Она ходила в местную школу и пропускала занятия, когда нужно было помогать в поле или ухаживать за больными братьями и сестрами. Из воспоминаний только то, что учительницы заставляли быть вежливой и опрятной: показать ногти, воротничок, снять ботинок (и никогда не знаешь, какую ногу мыть). Моя мать училась в школе без малейшего интереса. Тогда никто не «заставлял» детей, они знали сами, что нужно «через это пройти». Школа была неизбежным этапом перед самостоятельной жизнью и не более того. Пропустив урок-другой, ты ничего не терял. Но только не мессу. Там, даже стоя у дальней стены, ты соприкасался с красотой, роскошью и духовностью (золотые чаши, расшитые ризы, песнопения) и уже не чувствовал себя «отребьем». С самого детства мама живо интересовалась религией. Из всех школьных предметов ее занимал только катехизис – все ответы она знала наизусть. (Даже во взрослом возрасте она восторженно и с придыханием подхватывала молитвы на службе, словно желая продемонстрировать свои знания.)

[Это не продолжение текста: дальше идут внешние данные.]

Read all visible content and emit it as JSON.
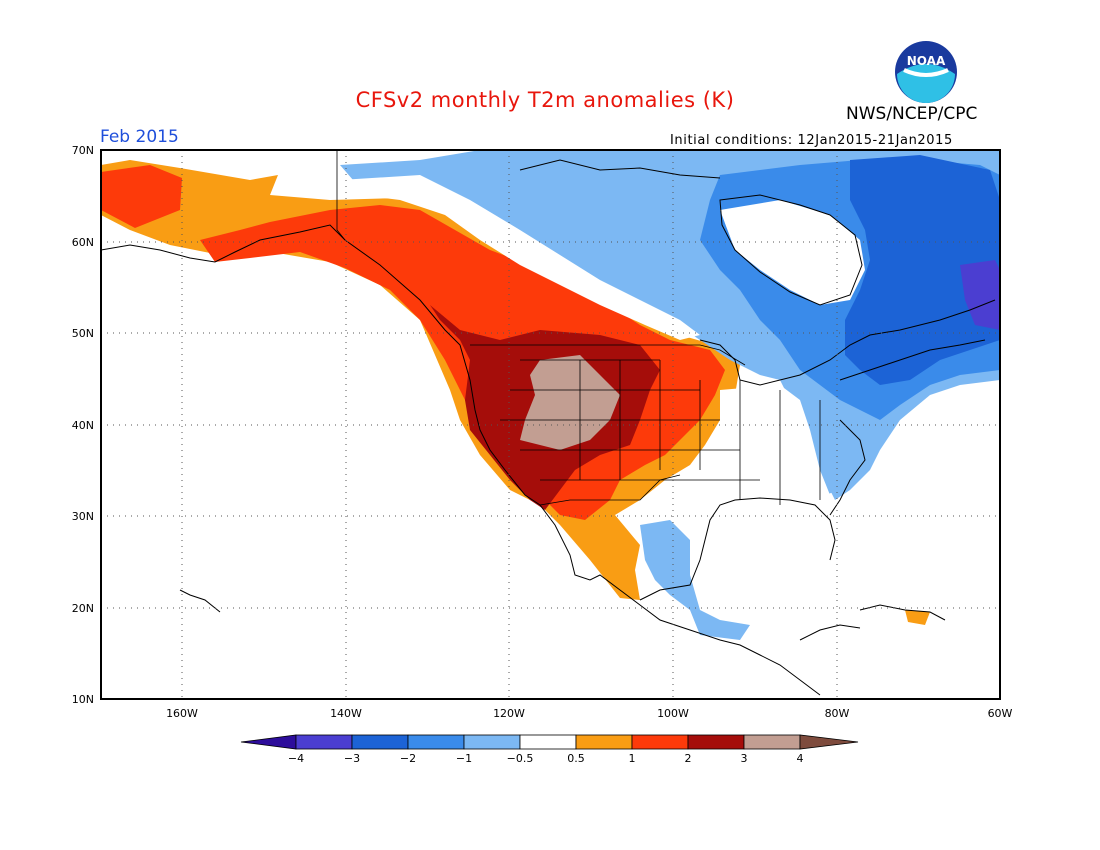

Она не была ни рада, ни расстроена, когда в двенадцать с половиной перестала ходить в школу (обычное дело по тем временам)[1]. Она устроилась на маргариновую фабрику, где мучилась от холода и сырости: ее вечно мокрые руки были обморожены всю зиму. С тех пор она не выносила даже вида маргарина. В общем, «мечтательной юности» она была лишена. Вместо этого – ожидание вечера субботы, зарплата, которую приносишь матери, оставляя себе лишь немного на модный журнал и пудру, порой смех, обиды. Однажды у начальника цеха шарф попал в конвейерную ленту. Никто не пришел ему на помощь, он был вынужден спасаться сам. Мама стояла рядом. Понять ее можно, только испытав такую же степень отчужденности.

В двадцатых годах на волне индустриализации в регионе открылась крупная канатная фабрика, и молодежь ринулась туда. Мама, ее сестры и двое братьев получили там места, и бабушка для удобства переехала в маленький домик в ста метрах от фабрики. По вечерам она сама работала там уборщицей вместе с дочерьми. Маме нравились чистые сухие цеха, где не запрещалось разговаривать и смеяться во время работы. Она гордилась своим местом. Чувствовала себя цивилизованной по сравнению с дикарками (деревенскими пастушками, что ходят за коровами) и свободной в глазах рабынь (горничных, вынужденных «целовать задницы богачам»). Но при этом – смутное ощущение, что всё это отдаляет ее от заветной мечты: стать продавщицей.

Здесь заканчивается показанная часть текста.